La demanderesse invoque, à l'appui de son pourvoi, le moyen unique de cassation annexé au présent arrêt.
Le dossier a été communiqué au procureur général.
Sur le rapport de Mme Farrenq-Nési, conseiller, les observations de la SCP Duhamel-Rameix-Gury-Maitre, avocat de Mme [M], de la SARL Boré, Salve de Bruneton et Mégret, avocat de M. [W] et de la société MMA IARD, et l'avis de M. Burgaud, avocat général référendaire, après débats en l'audience publique du 8 novembre 2022 où étaient présents Mme Teiller, président, Mme Farrenq-Nési, conseiller rapporteur, M. Maunand doyen, MM. Jacques, Boyer, Mme Abgrall, conseillers, Mme Djikpa, M. Zedda, Mmes Brun, Vernimmen, conseillers référendaires, M. Burgaud, avocat général, et Mme Besse, greffier de chambre,
la troisième chambre civile de la Cour de cassation, composée, en application de l'article R. 431-5 du code de l'organisation judiciaire, des président et conseillers précités, après en avoir délibéré conformément à la loi, a rendu le présent arrêt.
Désistement partiel
1. Il est donné acte à Mme [M] du désistement de son pourvoi en ce qu'il est dirigé contre la société Crédit industriel et commercial et contre M. [F].
Faits et procédure
2. Selon l'arrêt attaqué (Metz, 1er avril 2021), démarchée par la société Aurore développement, commercialisateur de programmes immobiliers bénéficiant d'une défiscalisation, ayant pour représentant agréé M. [F], Mme [M] a conclu le 5 novembre 2007 avec la société Groupe Richard (le Groupe Richard), un contrat de réservation pour un appartement dans une résidence en construction.

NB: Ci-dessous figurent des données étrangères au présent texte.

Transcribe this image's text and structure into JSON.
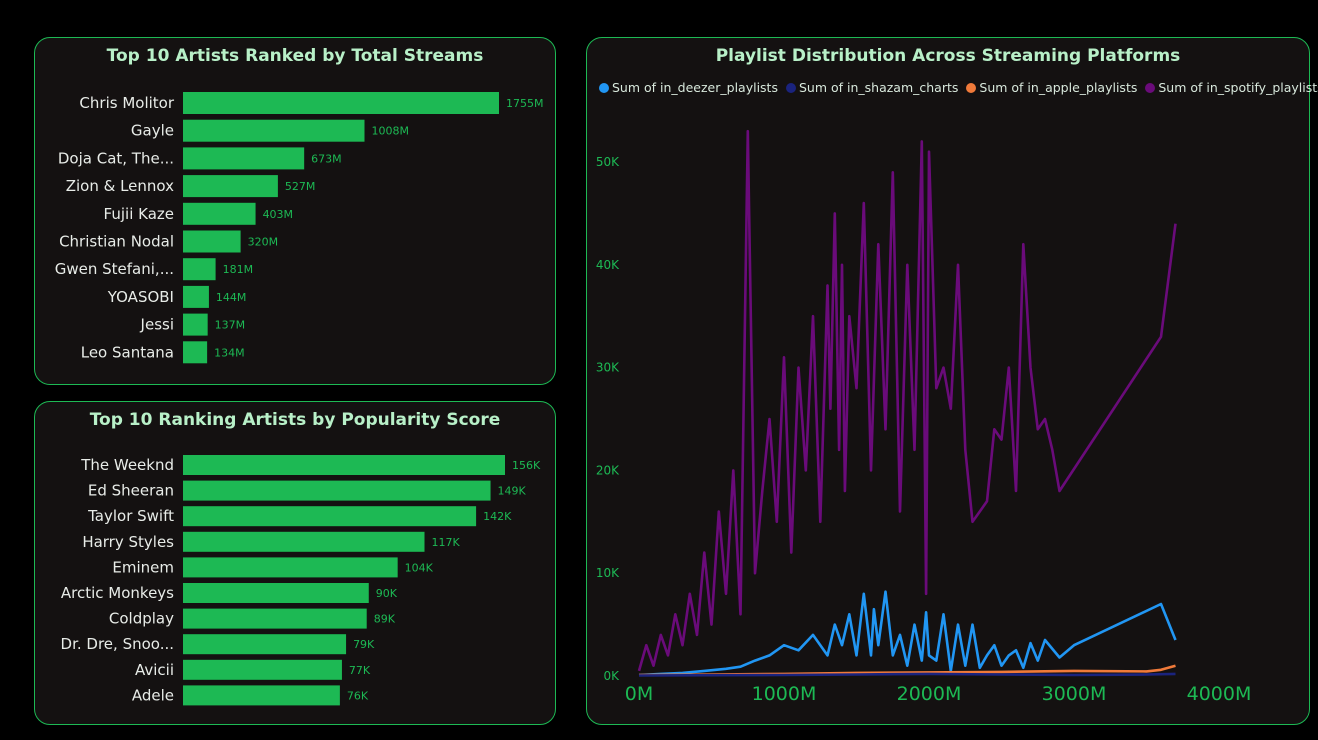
{
  "chart_data": [
    {
      "type": "bar",
      "orientation": "horizontal",
      "title": "Top 10 Artists Ranked by Total Streams",
      "categories": [
        "Chris Molitor",
        "Gayle",
        "Doja Cat, The...",
        "Zion & Lennox",
        "Fujii Kaze",
        "Christian Nodal",
        "Gwen Stefani,...",
        "YOASOBI",
        "Jessi",
        "Leo Santana"
      ],
      "values": [
        1755,
        1008,
        673,
        527,
        403,
        320,
        181,
        144,
        137,
        134
      ],
      "value_labels": [
        "1755M",
        "1008M",
        "673M",
        "527M",
        "403M",
        "320M",
        "181M",
        "144M",
        "137M",
        "134M"
      ],
      "color": "#1DB954"
    },
    {
      "type": "bar",
      "orientation": "horizontal",
      "title": "Top 10 Ranking Artists by Popularity Score",
      "categories": [
        "The Weeknd",
        "Ed Sheeran",
        "Taylor Swift",
        "Harry Styles",
        "Eminem",
        "Arctic Monkeys",
        "Coldplay",
        "Dr. Dre, Snoo...",
        "Avicii",
        "Adele"
      ],
      "values": [
        156,
        149,
        142,
        117,
        104,
        90,
        89,
        79,
        77,
        76
      ],
      "value_labels": [
        "156K",
        "149K",
        "142K",
        "117K",
        "104K",
        "90K",
        "89K",
        "79K",
        "77K",
        "76K"
      ],
      "color": "#1DB954"
    },
    {
      "type": "line",
      "title": "Playlist Distribution Across Streaming Platforms",
      "legend_position": "top",
      "xlim": [
        0,
        4000
      ],
      "ylim": [
        0,
        55000
      ],
      "x_ticks": [
        "0M",
        "1000M",
        "2000M",
        "3000M",
        "4000M"
      ],
      "x_tick_values": [
        0,
        1000,
        2000,
        3000,
        4000
      ],
      "y_ticks": [
        "0K",
        "10K",
        "20K",
        "30K",
        "40K",
        "50K"
      ],
      "y_tick_values": [
        0,
        10000,
        20000,
        30000,
        40000,
        50000
      ],
      "series": [
        {
          "name": "Sum of in_deezer_playlists",
          "color": "#2196F3",
          "x": [
            0,
            150,
            300,
            450,
            600,
            700,
            800,
            900,
            1000,
            1100,
            1200,
            1300,
            1350,
            1400,
            1450,
            1500,
            1550,
            1600,
            1620,
            1650,
            1700,
            1750,
            1800,
            1850,
            1900,
            1950,
            1980,
            2000,
            2050,
            2100,
            2150,
            2200,
            2250,
            2300,
            2350,
            2400,
            2450,
            2500,
            2550,
            2600,
            2650,
            2700,
            2750,
            2800,
            2900,
            3000,
            3600,
            3700
          ],
          "y": [
            100,
            200,
            300,
            500,
            700,
            900,
            1500,
            2000,
            3000,
            2500,
            4000,
            2000,
            5000,
            3000,
            6000,
            2000,
            8000,
            2000,
            6500,
            3000,
            8200,
            2000,
            4000,
            1000,
            5000,
            1500,
            6200,
            2000,
            1500,
            6000,
            500,
            5000,
            1000,
            5000,
            800,
            2000,
            3000,
            1000,
            2000,
            2500,
            800,
            3200,
            1500,
            3500,
            1800,
            3000,
            7000,
            3500
          ]
        },
        {
          "name": "Sum of in_shazam_charts",
          "color": "#1A237E",
          "x": [
            0,
            500,
            1000,
            1500,
            2000,
            2500,
            3000,
            3500,
            3700
          ],
          "y": [
            50,
            80,
            100,
            150,
            200,
            150,
            100,
            150,
            200
          ]
        },
        {
          "name": "Sum of in_apple_playlists",
          "color": "#F07A3A",
          "x": [
            0,
            500,
            1000,
            1500,
            2000,
            2500,
            3000,
            3500,
            3600,
            3700
          ],
          "y": [
            100,
            150,
            200,
            300,
            350,
            400,
            500,
            450,
            600,
            1000
          ]
        },
        {
          "name": "Sum of in_spotify_playlists",
          "color": "#6A0B7A",
          "x": [
            0,
            50,
            100,
            150,
            200,
            250,
            300,
            350,
            400,
            450,
            500,
            550,
            600,
            650,
            700,
            750,
            800,
            850,
            900,
            950,
            1000,
            1050,
            1100,
            1150,
            1200,
            1250,
            1300,
            1320,
            1350,
            1380,
            1400,
            1420,
            1450,
            1500,
            1550,
            1600,
            1650,
            1700,
            1750,
            1800,
            1850,
            1900,
            1950,
            1980,
            2000,
            2050,
            2100,
            2150,
            2200,
            2250,
            2300,
            2350,
            2400,
            2450,
            2500,
            2550,
            2600,
            2650,
            2700,
            2750,
            2800,
            2850,
            2900,
            3600,
            3700
          ],
          "y": [
            500,
            3000,
            1000,
            4000,
            2000,
            6000,
            3000,
            8000,
            4000,
            12000,
            5000,
            16000,
            8000,
            20000,
            6000,
            53000,
            10000,
            18000,
            25000,
            15000,
            31000,
            12000,
            30000,
            20000,
            35000,
            15000,
            38000,
            26000,
            45000,
            22000,
            40000,
            18000,
            35000,
            28000,
            46000,
            20000,
            42000,
            24000,
            49000,
            16000,
            40000,
            22000,
            52000,
            8000,
            51000,
            28000,
            30000,
            26000,
            40000,
            22000,
            15000,
            16000,
            17000,
            24000,
            23000,
            30000,
            18000,
            42000,
            30000,
            24000,
            25000,
            22000,
            18000,
            33000,
            44000
          ]
        }
      ]
    }
  ]
}
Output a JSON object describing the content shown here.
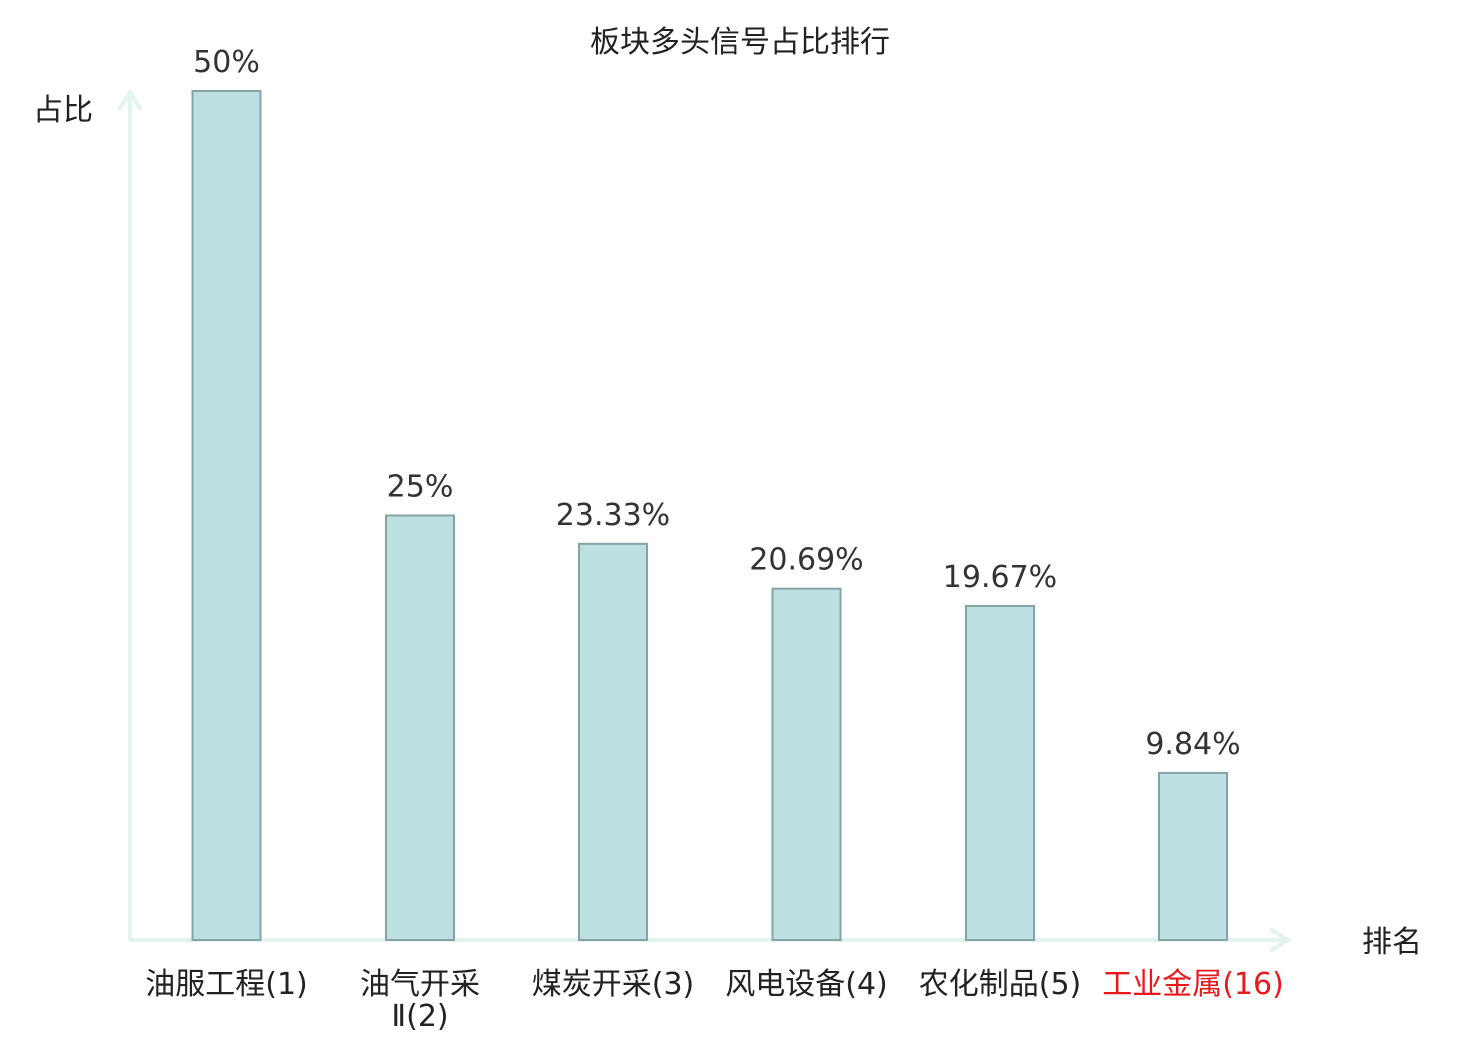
{
  "chart_data": {
    "type": "bar",
    "title": "板块多头信号占比排行",
    "ylabel": "占比",
    "xlabel": "排名",
    "ylim": [
      0,
      50
    ],
    "grid": false,
    "categories": [
      "油服工程(1)",
      "油气开采Ⅱ(2)",
      "煤炭开采(3)",
      "风电设备(4)",
      "农化制品(5)",
      "工业金属(16)"
    ],
    "category_lines": [
      [
        "油服工程(1)"
      ],
      [
        "油气开采",
        "Ⅱ(2)"
      ],
      [
        "煤炭开采(3)"
      ],
      [
        "风电设备(4)"
      ],
      [
        "农化制品(5)"
      ],
      [
        "工业金属(16)"
      ]
    ],
    "values": [
      50,
      25,
      23.33,
      20.69,
      19.67,
      9.84
    ],
    "value_labels": [
      "50%",
      "25%",
      "23.33%",
      "20.69%",
      "19.67%",
      "9.84%"
    ],
    "highlight": [
      false,
      false,
      false,
      false,
      false,
      true
    ]
  },
  "colors": {
    "bar_fill": "#bde0e2",
    "bar_stroke": "#86a3a6",
    "axis": "#e2f3f0",
    "text": "#222222",
    "highlight": "#e8191b"
  }
}
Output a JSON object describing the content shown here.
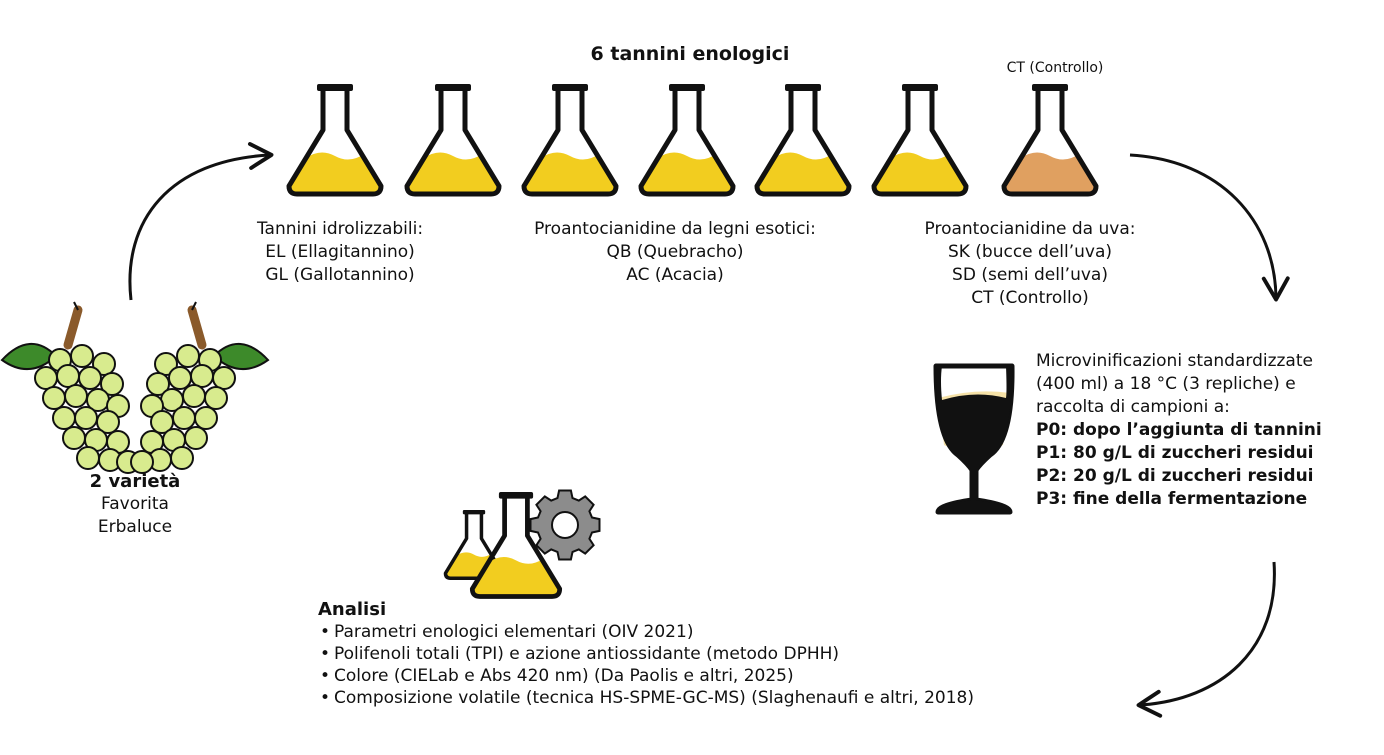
{
  "colors": {
    "tannin_liquid": "#f2cd1f",
    "control_liquid": "#e0a060",
    "wine": "#f6e2a8",
    "grape": "#d8eb8e",
    "leaf": "#3d8a2a",
    "stem": "#8a5a2b",
    "gear": "#8c8c8c",
    "outline": "#111111"
  },
  "top": {
    "title": "6 tannini enologici",
    "control_label": "CT (Controllo)"
  },
  "groups": [
    {
      "heading": "Tannini idrolizzabili:",
      "items": [
        "EL (Ellagitannino)",
        "GL (Gallotannino)"
      ]
    },
    {
      "heading": "Proantocianidine da legni esotici:",
      "items": [
        "QB (Quebracho)",
        "AC (Acacia)"
      ]
    },
    {
      "heading": "Proantocianidine da uva:",
      "items": [
        "SK (bucce dell’uva)",
        "SD (semi dell’uva)",
        "CT (Controllo)"
      ]
    }
  ],
  "varieties": {
    "title": "2 varietà",
    "items": [
      "Favorita",
      "Erbaluce"
    ]
  },
  "microvinification": {
    "lines": [
      "Microvinificazioni standardizzate",
      "(400 ml) a 18 °C (3 repliche) e",
      "raccolta di campioni a:"
    ],
    "points": [
      "P0: dopo l’aggiunta di tannini",
      "P1: 80 g/L di zuccheri residui",
      "P2: 20 g/L di zuccheri residui",
      "P3: fine della fermentazione"
    ]
  },
  "analysis": {
    "title": "Analisi",
    "items": [
      "Parametri enologici elementari (OIV 2021)",
      "Polifenoli totali (TPI) e azione antiossidante (metodo DPHH)",
      "Colore (CIELab e Abs 420 nm) (Da Paolis e altri, 2025)",
      "Composizione volatile (tecnica HS-SPME-GC-MS) (Slaghenaufi e altri, 2018)"
    ]
  }
}
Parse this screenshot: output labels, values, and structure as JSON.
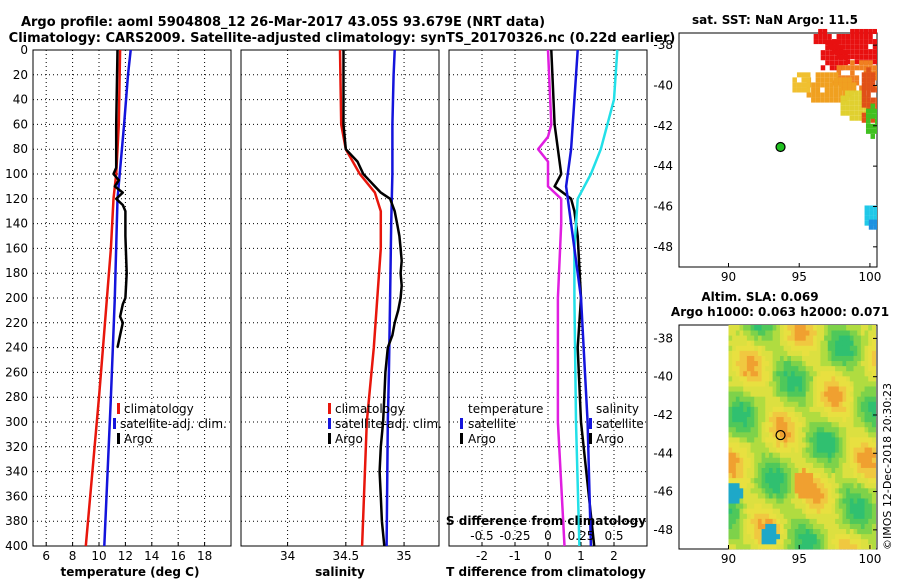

3. L'acte authentique de vente en l'état futur d'achèvement a été établi le 31 mars 2008 par M. [W], notaire, assuré par la société Mutuelles du Mans assurances IARD (les MMA), la livraison du bien étant fixée au 30 septembre 2009.
4. Pour financer son acquisition Mme [M] a contracté un emprunt auprès du Crédit industriel et commercial (le CIC).
5. L'appartement n'a pas été livré en raison de la cessation des travaux et de la mise en redressement, puis en liquidation judiciaire du Groupe Richard les 18 février et 1er avril 2010.
6. Mme [M] a assigné M. [W] et son assureur, la société Aurore développement, M. [F], M. [O], pris en sa qualité de mandataire liquidateur à la liquidation du Groupe Richard, et le CIC afin d'obtenir l'annulation de la vente en l'état futur d'achèvement et du prêt, la restitution des fonds versés, ainsi que des dommages et intérêts.
7. La société Aurore développement a appelé en intervention forcée son assureur, la société Groupama d'Oc (le Groupama d'Oc).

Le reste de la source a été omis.